[Dear Annie]

To celebrate 1994 as the Year of the Dog, Director and volunteer dog walker, Lucie Tomson, has asked her dog, Annie, to help out with canine concerns. Annie, a border collie, does her best to help her fellow dogs with their questions.

Annie's picture Dear Annie:
I've got a strange problem that I cannot seem to control. Whenever I meet strangers and sometimes other dogs, I .....well how can I say it....I piddle. As far as I know, I am what humans refer to as "housebroken". Whenever I need to go, I stand by the back door, I bark and my owner lets me out to do my business and I can hold it while my owners are away at work. I would never do anything like that in my house on purpose because this is MY house and it must be kept clean, yet I can not seem to control my bladder at times.

Help! I think my owners are doubting me!

Dear Whiz:
You are not alone. I have this same problem and so do many other dogs. The first thing your owner should do is take you to the vet to make sure this is not a medical problem. If the problem is not solely medical, I'm afraid this is a inelegant case of "submissive urination" which is simply uncontrollable urinating or piddling in situations which you are not feeling confident. Dogs will commonly roll on their back or sit with one leg stretched back and leave a little puddle when they meet a stranger, a person that intimidates them or another dog. I stress the fact that this problem is uncontrollable for you, but the problem can be minimized with a few changes.

The best thing anybody can do is ignore you when they first meet you, not make eye contact or reach out to you, or lean over you.

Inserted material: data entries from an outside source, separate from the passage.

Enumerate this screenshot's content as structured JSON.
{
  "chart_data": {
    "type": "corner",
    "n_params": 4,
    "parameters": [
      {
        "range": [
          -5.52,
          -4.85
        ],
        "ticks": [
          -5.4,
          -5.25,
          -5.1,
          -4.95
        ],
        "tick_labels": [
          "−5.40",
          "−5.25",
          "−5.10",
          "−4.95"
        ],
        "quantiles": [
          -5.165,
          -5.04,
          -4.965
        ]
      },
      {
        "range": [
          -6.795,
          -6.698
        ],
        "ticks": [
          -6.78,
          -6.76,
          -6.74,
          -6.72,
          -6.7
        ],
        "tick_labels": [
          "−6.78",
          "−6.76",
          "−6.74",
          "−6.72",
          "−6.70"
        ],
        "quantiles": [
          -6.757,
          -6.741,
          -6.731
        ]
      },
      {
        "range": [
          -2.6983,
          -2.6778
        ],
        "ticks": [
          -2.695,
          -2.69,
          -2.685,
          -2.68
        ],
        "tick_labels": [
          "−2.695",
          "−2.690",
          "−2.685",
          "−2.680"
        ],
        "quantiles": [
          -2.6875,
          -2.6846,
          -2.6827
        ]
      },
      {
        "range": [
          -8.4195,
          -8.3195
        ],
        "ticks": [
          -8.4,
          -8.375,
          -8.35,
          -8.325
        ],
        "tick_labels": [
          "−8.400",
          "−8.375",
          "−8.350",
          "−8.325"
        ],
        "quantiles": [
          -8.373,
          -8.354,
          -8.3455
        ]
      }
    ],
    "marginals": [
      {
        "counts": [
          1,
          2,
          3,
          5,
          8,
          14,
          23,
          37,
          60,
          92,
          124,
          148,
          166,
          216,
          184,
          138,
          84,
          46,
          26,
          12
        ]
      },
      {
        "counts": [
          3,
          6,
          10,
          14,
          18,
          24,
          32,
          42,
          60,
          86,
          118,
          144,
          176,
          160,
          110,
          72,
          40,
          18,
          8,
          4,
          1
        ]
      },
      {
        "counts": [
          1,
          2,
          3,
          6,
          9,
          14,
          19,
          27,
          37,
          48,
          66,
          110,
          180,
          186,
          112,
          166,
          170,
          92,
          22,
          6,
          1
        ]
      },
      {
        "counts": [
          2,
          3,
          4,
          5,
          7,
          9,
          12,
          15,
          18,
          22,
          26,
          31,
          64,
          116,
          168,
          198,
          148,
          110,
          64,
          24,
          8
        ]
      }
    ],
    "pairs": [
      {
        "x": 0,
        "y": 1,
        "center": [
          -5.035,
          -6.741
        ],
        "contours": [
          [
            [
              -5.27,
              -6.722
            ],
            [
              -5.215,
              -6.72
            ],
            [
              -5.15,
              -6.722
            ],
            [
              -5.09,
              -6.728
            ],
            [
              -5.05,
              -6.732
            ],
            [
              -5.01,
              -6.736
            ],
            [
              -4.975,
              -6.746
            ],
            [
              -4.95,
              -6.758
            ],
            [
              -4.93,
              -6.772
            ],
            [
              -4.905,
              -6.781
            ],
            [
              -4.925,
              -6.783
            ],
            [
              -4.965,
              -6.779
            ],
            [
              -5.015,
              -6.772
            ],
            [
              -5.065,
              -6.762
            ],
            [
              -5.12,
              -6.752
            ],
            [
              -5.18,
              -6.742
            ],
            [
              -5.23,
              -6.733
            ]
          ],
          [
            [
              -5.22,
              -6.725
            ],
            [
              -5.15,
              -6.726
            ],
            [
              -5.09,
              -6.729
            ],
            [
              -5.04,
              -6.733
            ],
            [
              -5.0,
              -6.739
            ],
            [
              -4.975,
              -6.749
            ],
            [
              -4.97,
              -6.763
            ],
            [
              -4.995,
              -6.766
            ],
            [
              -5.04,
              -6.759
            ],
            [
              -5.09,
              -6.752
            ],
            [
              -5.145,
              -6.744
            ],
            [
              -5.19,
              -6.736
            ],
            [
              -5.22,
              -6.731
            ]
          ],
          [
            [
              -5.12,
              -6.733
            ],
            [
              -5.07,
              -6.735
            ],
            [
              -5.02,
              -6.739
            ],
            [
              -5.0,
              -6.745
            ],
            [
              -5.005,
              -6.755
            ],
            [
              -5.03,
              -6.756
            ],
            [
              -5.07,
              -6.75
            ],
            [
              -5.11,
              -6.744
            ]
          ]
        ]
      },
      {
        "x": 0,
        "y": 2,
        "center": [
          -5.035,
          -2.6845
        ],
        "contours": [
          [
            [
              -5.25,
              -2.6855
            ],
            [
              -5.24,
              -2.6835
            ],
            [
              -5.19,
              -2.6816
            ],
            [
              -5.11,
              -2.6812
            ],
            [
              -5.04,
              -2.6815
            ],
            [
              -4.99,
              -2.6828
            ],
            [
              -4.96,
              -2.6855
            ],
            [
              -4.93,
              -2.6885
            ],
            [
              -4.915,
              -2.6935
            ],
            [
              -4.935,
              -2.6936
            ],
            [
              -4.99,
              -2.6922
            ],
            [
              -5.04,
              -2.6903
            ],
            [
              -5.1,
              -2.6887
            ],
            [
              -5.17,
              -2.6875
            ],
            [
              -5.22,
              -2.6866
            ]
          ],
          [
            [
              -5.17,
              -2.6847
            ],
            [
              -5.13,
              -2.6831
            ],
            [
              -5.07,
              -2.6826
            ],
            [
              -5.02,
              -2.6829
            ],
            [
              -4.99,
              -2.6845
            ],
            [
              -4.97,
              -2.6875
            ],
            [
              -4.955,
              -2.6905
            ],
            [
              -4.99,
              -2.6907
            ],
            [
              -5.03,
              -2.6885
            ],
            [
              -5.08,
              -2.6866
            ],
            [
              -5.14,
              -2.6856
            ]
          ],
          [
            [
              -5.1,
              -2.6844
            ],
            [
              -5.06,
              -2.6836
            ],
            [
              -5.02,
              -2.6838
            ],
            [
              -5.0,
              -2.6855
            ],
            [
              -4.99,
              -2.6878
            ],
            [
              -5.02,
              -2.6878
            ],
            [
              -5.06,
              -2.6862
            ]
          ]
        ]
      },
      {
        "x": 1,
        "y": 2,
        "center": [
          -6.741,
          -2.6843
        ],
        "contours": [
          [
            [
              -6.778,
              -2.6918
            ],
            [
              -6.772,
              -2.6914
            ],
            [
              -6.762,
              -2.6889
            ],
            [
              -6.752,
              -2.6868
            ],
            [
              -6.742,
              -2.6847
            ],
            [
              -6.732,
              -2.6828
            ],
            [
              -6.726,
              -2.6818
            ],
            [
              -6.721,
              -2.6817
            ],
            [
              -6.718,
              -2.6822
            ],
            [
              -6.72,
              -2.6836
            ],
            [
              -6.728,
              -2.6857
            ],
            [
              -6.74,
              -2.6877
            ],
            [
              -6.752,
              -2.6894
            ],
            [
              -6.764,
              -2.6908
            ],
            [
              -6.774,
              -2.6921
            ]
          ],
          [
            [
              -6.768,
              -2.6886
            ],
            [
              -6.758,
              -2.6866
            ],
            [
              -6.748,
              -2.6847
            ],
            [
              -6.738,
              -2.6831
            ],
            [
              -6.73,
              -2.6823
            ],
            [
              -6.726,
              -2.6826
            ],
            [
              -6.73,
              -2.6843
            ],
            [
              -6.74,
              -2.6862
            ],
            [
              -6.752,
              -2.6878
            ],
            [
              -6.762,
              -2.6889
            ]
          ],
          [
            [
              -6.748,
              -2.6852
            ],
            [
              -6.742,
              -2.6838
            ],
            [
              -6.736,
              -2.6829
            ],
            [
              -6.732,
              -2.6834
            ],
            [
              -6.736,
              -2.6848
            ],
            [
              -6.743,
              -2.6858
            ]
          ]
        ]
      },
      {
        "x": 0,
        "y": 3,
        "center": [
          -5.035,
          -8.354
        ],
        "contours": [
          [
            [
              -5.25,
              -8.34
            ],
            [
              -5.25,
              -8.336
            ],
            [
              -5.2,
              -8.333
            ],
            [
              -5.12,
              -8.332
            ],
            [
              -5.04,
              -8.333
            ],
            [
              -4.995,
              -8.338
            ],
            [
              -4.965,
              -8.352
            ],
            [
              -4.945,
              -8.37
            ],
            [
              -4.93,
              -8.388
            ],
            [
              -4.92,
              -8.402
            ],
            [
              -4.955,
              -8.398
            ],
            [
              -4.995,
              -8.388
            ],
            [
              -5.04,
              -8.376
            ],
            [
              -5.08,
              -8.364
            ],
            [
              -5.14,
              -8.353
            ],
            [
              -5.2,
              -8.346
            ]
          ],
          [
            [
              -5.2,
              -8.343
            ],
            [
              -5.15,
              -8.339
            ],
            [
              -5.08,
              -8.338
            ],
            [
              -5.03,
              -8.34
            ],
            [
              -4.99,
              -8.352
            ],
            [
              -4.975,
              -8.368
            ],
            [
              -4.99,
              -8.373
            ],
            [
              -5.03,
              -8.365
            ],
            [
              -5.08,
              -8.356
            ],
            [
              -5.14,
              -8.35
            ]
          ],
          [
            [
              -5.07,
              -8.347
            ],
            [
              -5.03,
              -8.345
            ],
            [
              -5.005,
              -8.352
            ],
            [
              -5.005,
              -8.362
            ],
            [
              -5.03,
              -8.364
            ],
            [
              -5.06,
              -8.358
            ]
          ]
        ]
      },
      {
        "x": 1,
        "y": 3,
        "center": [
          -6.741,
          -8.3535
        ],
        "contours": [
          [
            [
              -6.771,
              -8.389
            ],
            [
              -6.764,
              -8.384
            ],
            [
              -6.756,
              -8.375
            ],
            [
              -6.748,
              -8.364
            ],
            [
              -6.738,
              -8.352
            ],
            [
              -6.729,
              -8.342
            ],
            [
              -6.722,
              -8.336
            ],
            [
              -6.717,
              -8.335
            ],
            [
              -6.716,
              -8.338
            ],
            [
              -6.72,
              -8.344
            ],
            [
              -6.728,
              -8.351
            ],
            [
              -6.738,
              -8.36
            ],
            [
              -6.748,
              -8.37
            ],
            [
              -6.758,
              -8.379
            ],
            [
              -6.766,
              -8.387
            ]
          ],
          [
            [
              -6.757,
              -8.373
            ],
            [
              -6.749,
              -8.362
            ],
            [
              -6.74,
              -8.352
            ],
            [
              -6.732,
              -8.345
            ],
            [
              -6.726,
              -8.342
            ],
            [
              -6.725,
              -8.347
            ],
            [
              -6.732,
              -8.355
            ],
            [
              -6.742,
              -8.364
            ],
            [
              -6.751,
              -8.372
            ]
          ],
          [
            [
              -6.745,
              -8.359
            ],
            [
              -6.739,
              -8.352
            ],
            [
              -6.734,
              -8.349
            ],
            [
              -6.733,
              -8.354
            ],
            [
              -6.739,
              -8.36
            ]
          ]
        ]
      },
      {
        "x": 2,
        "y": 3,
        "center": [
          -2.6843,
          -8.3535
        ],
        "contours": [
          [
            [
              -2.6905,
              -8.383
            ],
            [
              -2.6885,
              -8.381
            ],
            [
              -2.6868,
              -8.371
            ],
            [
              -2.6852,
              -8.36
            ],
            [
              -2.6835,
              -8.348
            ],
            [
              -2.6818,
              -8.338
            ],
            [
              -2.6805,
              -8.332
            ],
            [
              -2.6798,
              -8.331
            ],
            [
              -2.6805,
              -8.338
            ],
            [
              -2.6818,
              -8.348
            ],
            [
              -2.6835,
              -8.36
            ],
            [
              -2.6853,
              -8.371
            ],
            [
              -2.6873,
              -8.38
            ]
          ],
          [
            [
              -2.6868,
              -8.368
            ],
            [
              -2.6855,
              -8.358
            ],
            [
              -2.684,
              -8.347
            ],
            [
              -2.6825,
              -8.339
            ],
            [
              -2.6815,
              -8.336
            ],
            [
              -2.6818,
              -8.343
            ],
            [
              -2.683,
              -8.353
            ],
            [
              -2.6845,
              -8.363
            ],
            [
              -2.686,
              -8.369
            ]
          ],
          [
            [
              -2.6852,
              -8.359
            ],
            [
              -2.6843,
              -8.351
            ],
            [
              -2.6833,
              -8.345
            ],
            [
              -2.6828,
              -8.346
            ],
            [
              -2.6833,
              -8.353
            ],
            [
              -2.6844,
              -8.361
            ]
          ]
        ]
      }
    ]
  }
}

If the person holds off doing these things for a few moments and proceeds slowly, your anxiety may pass and they can proceed to meet you without any problem on your part. If this does not work, people should hold off any eye contact or touch for a longer time to allow you time to adjust.

Another way to minimize submissive urination is to build up a dog's confidence. This a long process, but obedience training, teaching new tricks and slowly building up challenges for a dog to do SUCCESSFULLY are all ways to increase confidence. When working on confidence building, it is really important that challenges are made more difficult in very small stages. Challenge a dog, but do not set up the dog to fail time and time again as this could actually decrease confidence.

When all else fails (which at times happens when I get overexcited to see my Grandmother) my owner brings me outside on the leash to greet her and the mess is never noticed.